Milhares protestam no Rio após operação mais letal da história deixar 121 mortos

Moradores de favelas se unem na Vila Cruzeiro em ato contra a violência policial; mães de jovens mortos pedem justiça e criticam a política de segurança do Estado

Por Daniel Nogueira

Mães que perderam filhos em outras ações policiais participaram do ato

Moradores dos complexos da Penha, do Alemão e de outras comunidades do Rio de Janeiro realizaram, na tarde desta sexta-feira (1º), um grande protesto após a morte de 121 pessoas durante a Operação Contenção, deflagrada na última terça-feira. Mesmo sob chuva, milhares de pessoas se reuniram em um campo de futebol na Vila Cruzeiro, de onde saíram em caminhada até a Avenida Brasil, uma das principais vias da capital fluminense.

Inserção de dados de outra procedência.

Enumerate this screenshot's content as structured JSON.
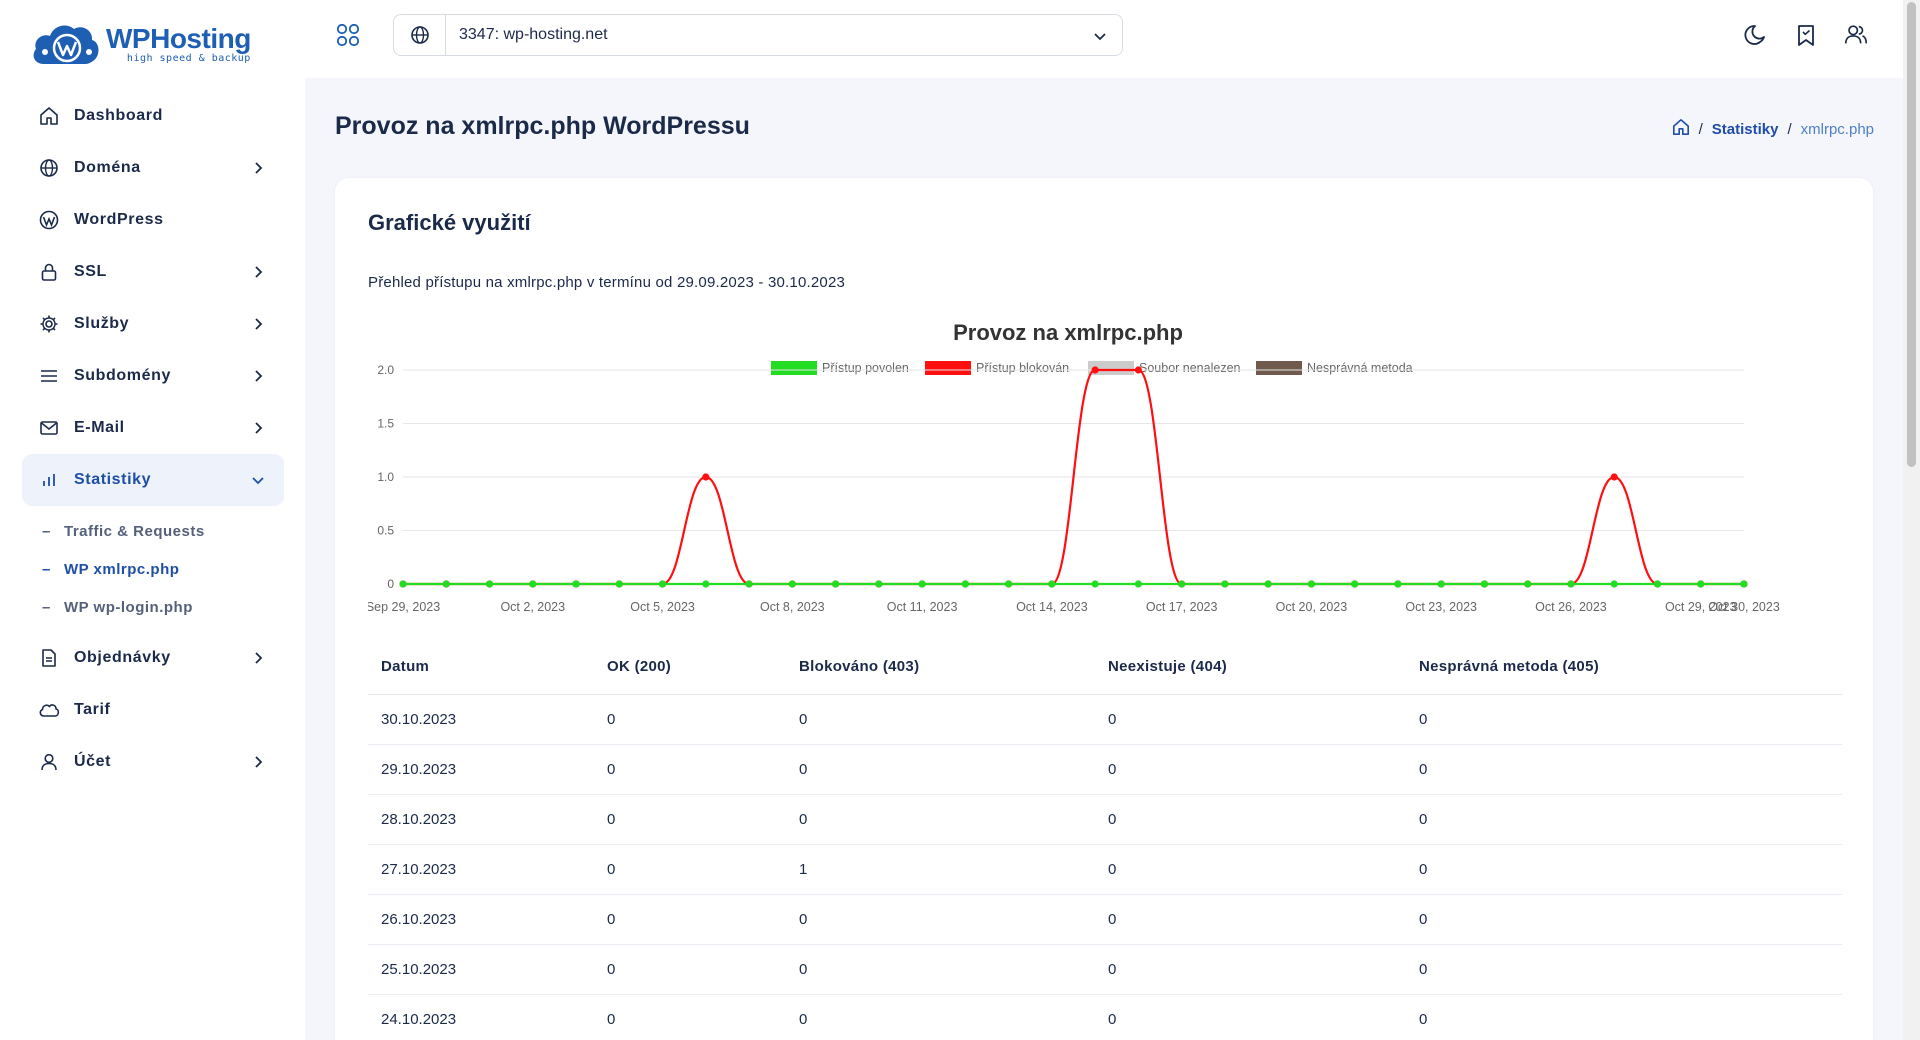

Entre os manifestantes, estavam muitas mães que perderam filhos em ações policiais anteriores. Liliane Santos Rodrigues, moradora do Complexo do Alemão, contou que ainda vive o luto pela morte do filho Gabriel Santos Vieira, de 17 anos, baleado há seis meses enquanto estava na garupa de uma moto por aplicativo a caminho do trabalho. “Eu estou sentindo a dor dessas mães. Foi um baque muito grande ver que um rapaz foi morto no mesmo lugar em que o meu filho morreu. Tem três dias que eu não sei o que é dormir direito. Só quem passa sabe o que é essa dor”, desabafou.

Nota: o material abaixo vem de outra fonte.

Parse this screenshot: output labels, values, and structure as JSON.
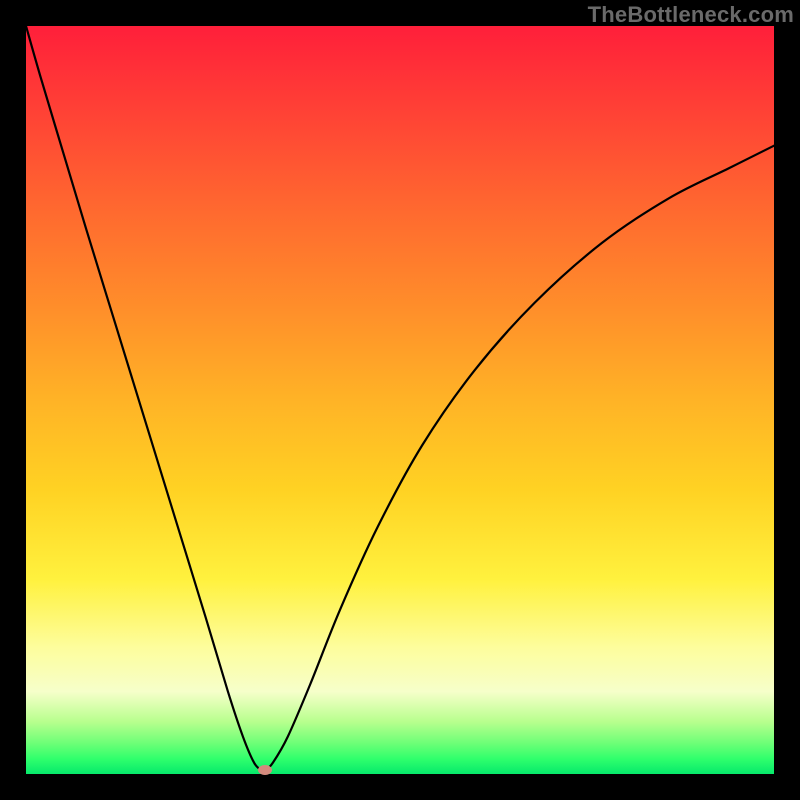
{
  "watermark": "TheBottleneck.com",
  "chart_data": {
    "type": "line",
    "title": "",
    "xlabel": "",
    "ylabel": "",
    "xlim": [
      0,
      100
    ],
    "ylim": [
      0,
      100
    ],
    "series": [
      {
        "name": "bottleneck-curve",
        "x": [
          0,
          2,
          5,
          8,
          12,
          16,
          20,
          24,
          27,
          29,
          30.5,
          31.5,
          32,
          33,
          35,
          38,
          42,
          47,
          53,
          60,
          68,
          77,
          86,
          94,
          100
        ],
        "y": [
          100,
          93,
          83,
          73,
          60,
          47,
          34,
          21,
          11,
          5,
          1.5,
          0.5,
          0.5,
          1.5,
          5,
          12,
          22,
          33,
          44,
          54,
          63,
          71,
          77,
          81,
          84
        ]
      }
    ],
    "marker": {
      "x": 32,
      "y": 0.5,
      "color": "#d48a7d"
    },
    "background_gradient": {
      "top": "#ff1f3a",
      "mid": "#ffd223",
      "bottom": "#06e96b"
    }
  }
}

Liliane afirma que ainda não recebeu respostas sobre o caso do filho e teme pela segurança da filha mais nova, de apenas 9 anos. “Ela acordou apavorada no dia da operação, tremendo, e perguntou se ia acontecer com a gente o mesmo que aconteceu com o irmão. Parecia que os tiros estavam dentro da nossa casa”, relatou emocionada.

A dor também é sentida por Nádia Santos, do Complexo do Chapadão, que perdeu dois filhos em ações policiais — Cleyton, em 2015, e Cleyverson, em 2022. “Esse governador é o ‘Exterminador do Futuro’, porque ele extermina o futuro e os sonhos dos jovens. O governo não dá educação, emprego nem saneamento, e a única oportunidade que oferece é o tráfico. Nenhuma mãe cria um filho para vê-lo morrer sem cabeça”, criticou.

Entre as manifestantes estava também Adriana Santana de Araujo, mãe de Marlon Santana, um dos 28 mortos na operação do Jacarezinho, em 2021, até então considerada a mais letal do estado. Além de perder o filho, Adriana foi alvo de fake news, quando uma imagem de uma mulher armada foi falsamente associada a ela. “Enterram os nossos filhos mortos e enterram nós, as mães, vivas. A dor não passa, a gente só aprende a conviver com ela”, disse.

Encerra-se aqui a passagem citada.